Em um ato simbólico, deputados e senadores colaram esparadrapos na boca como protesto pela perseguição política do Supremo. O grupo avisou que só encerrará o protesto quando Davi Alcolumbre pautar o impeachment de Moraes no Senado e Hugo Motta, a anistia na Câmara.

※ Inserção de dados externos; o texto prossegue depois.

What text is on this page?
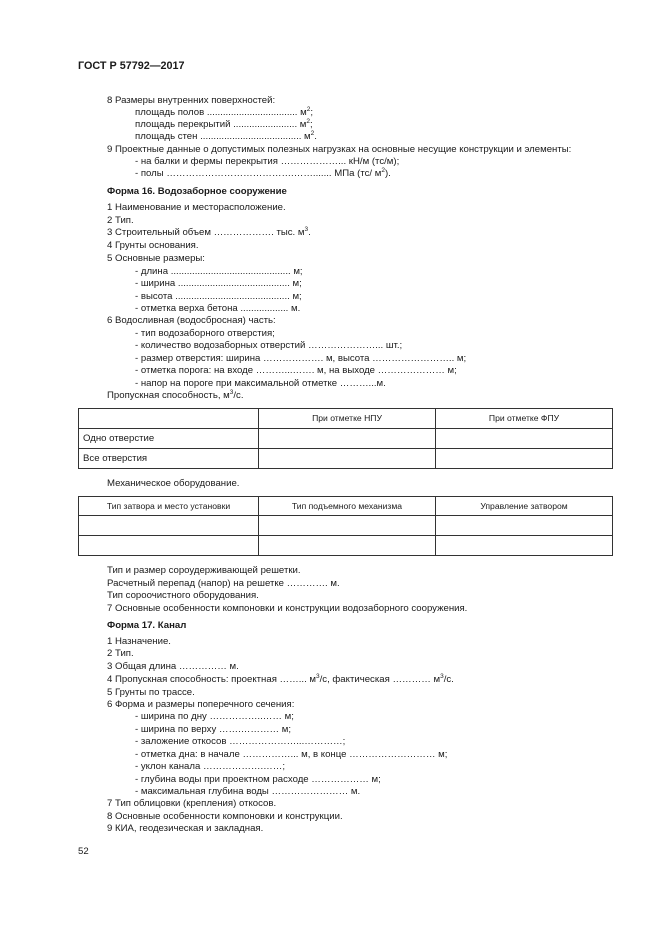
ГОСТ Р 57792—2017
8 Размеры внутренних поверхностей:
площадь полов .................................. $м^2$;
площадь перекрытий ........................ $м^2$;
площадь стен ...................................... $м^2$.
9 Проектные данные о допустимых полезных нагрузках на основные несущие конструкции и элементы:
- на балки и фермы перекрытия ………………... кН/м (тс/м);
- полы ………………………………….……....... МПа (тс/ $м^2$).
Форма 16. Водозаборное сооружение
1 Наименование и месторасположение.
2 Тип.
3 Строительный объем ………………. тыс. $м^3$.
4 Грунты основания.
5 Основные размеры:
- длина ............................................. м;
- ширина .......................................... м;
- высота ........................................... м;
- отметка верха бетона .................. м.
6 Водосливная (водосбросная) часть:
- тип водозаборного отверстия;
- количество водозаборных отверстий …………………... шт.;
- размер отверстия: ширина ………………. м, высота …………………….. м;
- отметка порога: на входе ………...……. м, на выходе ………………… м;
- напор на пороге при максимальной отметке ………...м.
Пропускная способность, $м^3/с$.
	При отметке НПУ	При отметке ФПУ
Одно отверстие		
Все отверстия		
Механическое оборудование.
Тип затвора и место установки	Тип подъемного механизма	Управление затвором

Тип и размер сороудерживающей решетки.
Расчетный перепад (напор) на решетке …………. м.
Тип сороочистного оборудования.
7 Основные особенности компоновки и конструкции водозаборного сооружения.
Форма 17. Канал
1 Назначение.
2 Тип.
3 Общая длина …………… м.
4 Пропускная способность: проектная ……... $м^3/с$, фактическая ………… $м^3/с$.
5 Грунты по трассе.
6 Форма и размеры поперечного сечения:
- ширина по дну ……………..…… м;
- ширина по верху …….………… м;
- заложение откосов …………………...…………;
- отметка дна: в начале ……………... м, в конце ……………………… м;
- уклон канала ……………….……;
- глубина воды при проектном расходе ……………… м;
- максимальная глубина воды …………………… м.
7 Тип облицовки (крепления) откосов.
8 Основные особенности компоновки и конструкции.
9 КИА, геодезическая и закладная.
52
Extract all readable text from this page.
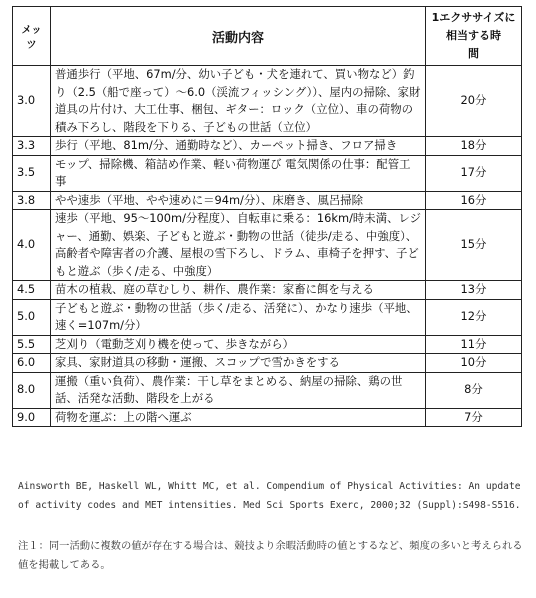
メッツ	活動内容	1エクササイズに
相当する時
間

3.0	普通歩行（平地、67m/分、幼い子ども・犬を連れて、買い物など）釣り（2.5（船で座って）～6.0（渓流フィッシング））、屋内の掃除、家財道具の片付け、大工仕事、梱包、ギター：ロック（立位）、車の荷物の積み下ろし、階段を下りる、子どもの世話（立位）	20分
3.3	歩行（平地、81m/分、通勤時など）、カーペット掃き、フロア掃き	18分
3.5	モップ、掃除機、箱詰め作業、軽い荷物運び 電気関係の仕事：配管工事	17分
3.8	やや速歩（平地、やや速めに＝94m/分）、床磨き、風呂掃除	16分
4.0	速歩（平地、95～100m/分程度）、自転車に乗る：16km/時未満、レジャー、通勤、娯楽、子どもと遊ぶ・動物の世話（徒歩/走る、中強度）、高齢者や障害者の介護、屋根の雪下ろし、ドラム、車椅子を押す、子どもと遊ぶ（歩く/走る、中強度）	15分
4.5	苗木の植栽、庭の草むしり、耕作、農作業：家畜に餌を与える	13分
5.0	子どもと遊ぶ・動物の世話（歩く/走る、活発に）、かなり速歩（平地、速く=107m/分）	12分
5.5	芝刈り（電動芝刈り機を使って、歩きながら）	11分
6.0	家具、家財道具の移動・運搬、スコップで雪かきをする	10分
8.0	運搬（重い負荷）、農作業：干し草をまとめる、納屋の掃除、鶏の世話、活発な活動、階段を上がる	8分
9.0	荷物を運ぶ：上の階へ運ぶ	7分
Ainsworth BE, Haskell WL, Whitt MC, et al. Compendium of Physical Activities: An update of activity codes and MET intensities. Med Sci Sports Exerc, 2000;32 (Suppl):S498-S516.
注１：同一活動に複数の値が存在する場合は、競技より余暇活動時の値とするなど、頻度の多いと考えられる値を掲載してある。
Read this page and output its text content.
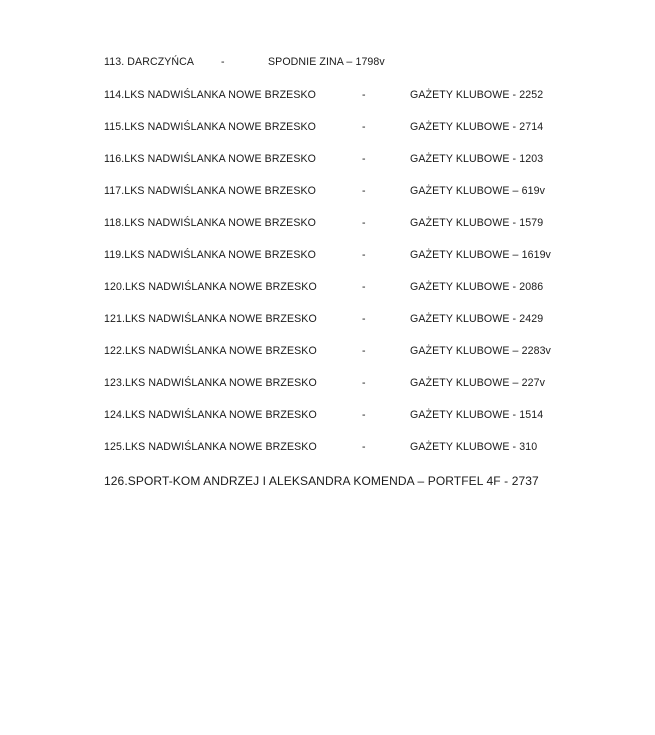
113. DARCZYŃCA	-	SPODNIE ZINA – 1798v
114.LKS NADWIŚLANKA NOWE BRZESKO	-	GAŻETY KLUBOWE - 2252
115.LKS NADWIŚLANKA NOWE BRZESKO	-	GAŻETY KLUBOWE - 2714
116.LKS NADWIŚLANKA NOWE BRZESKO	-	GAŻETY KLUBOWE - 1203
117.LKS NADWIŚLANKA NOWE BRZESKO	-	GAŻETY KLUBOWE – 619v
118.LKS NADWIŚLANKA NOWE BRZESKO	-	GAŻETY KLUBOWE - 1579
119.LKS NADWIŚLANKA NOWE BRZESKO	-	GAŻETY KLUBOWE – 1619v
120.LKS NADWIŚLANKA NOWE BRZESKO	-	GAŻETY KLUBOWE - 2086
121.LKS NADWIŚLANKA NOWE BRZESKO	-	GAŻETY KLUBOWE - 2429
122.LKS NADWIŚLANKA NOWE BRZESKO	-	GAŻETY KLUBOWE – 2283v
123.LKS NADWIŚLANKA NOWE BRZESKO	-	GAŻETY KLUBOWE – 227v
124.LKS NADWIŚLANKA NOWE BRZESKO	-	GAŻETY KLUBOWE - 1514
125.LKS NADWIŚLANKA NOWE BRZESKO	-	GAŻETY KLUBOWE - 310
126.SPORT-KOM ANDRZEJ I ALEKSANDRA KOMENDA – PORTFEL 4F - 2737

A mobilização forçou o cancelamento das sessões legislativas previstas para o dia. O presidente da Câmara, Hugo Motta (Republicanos-PB), anunciou pelas redes sociais o encerramento das atividades, afirmando que convocará uma reunião de líderes para definir a pauta.
“Ela sempre será definida com base no diálogo e no respeito institucional”, disse Motta.
Alcolumbre chamou o movimento da oposição de “exercício arbitrário das próprias razões” e apelou para que haja “serenidade” e “espírito de cooperação”. “Precisamos retomar os trabalhos com respeito, civilidade e diálogo, para que o Congresso siga cumprindo sua missão em favor do Brasil e da nossa população”, afirmou.
Altineu Côrtes, vice-presidente da Câmara, avisou que, na ausência de Motta, pautará a anistia. Para ele, chegou-se a um ponto de não retorno. “Não há outro caminho”, disse a este site. Segundo o deputado, a oposição manterá a ocupação durante toda a madrugada, com rodízio entre os parlamentares, tanto na Câmara Alta como na Baixa.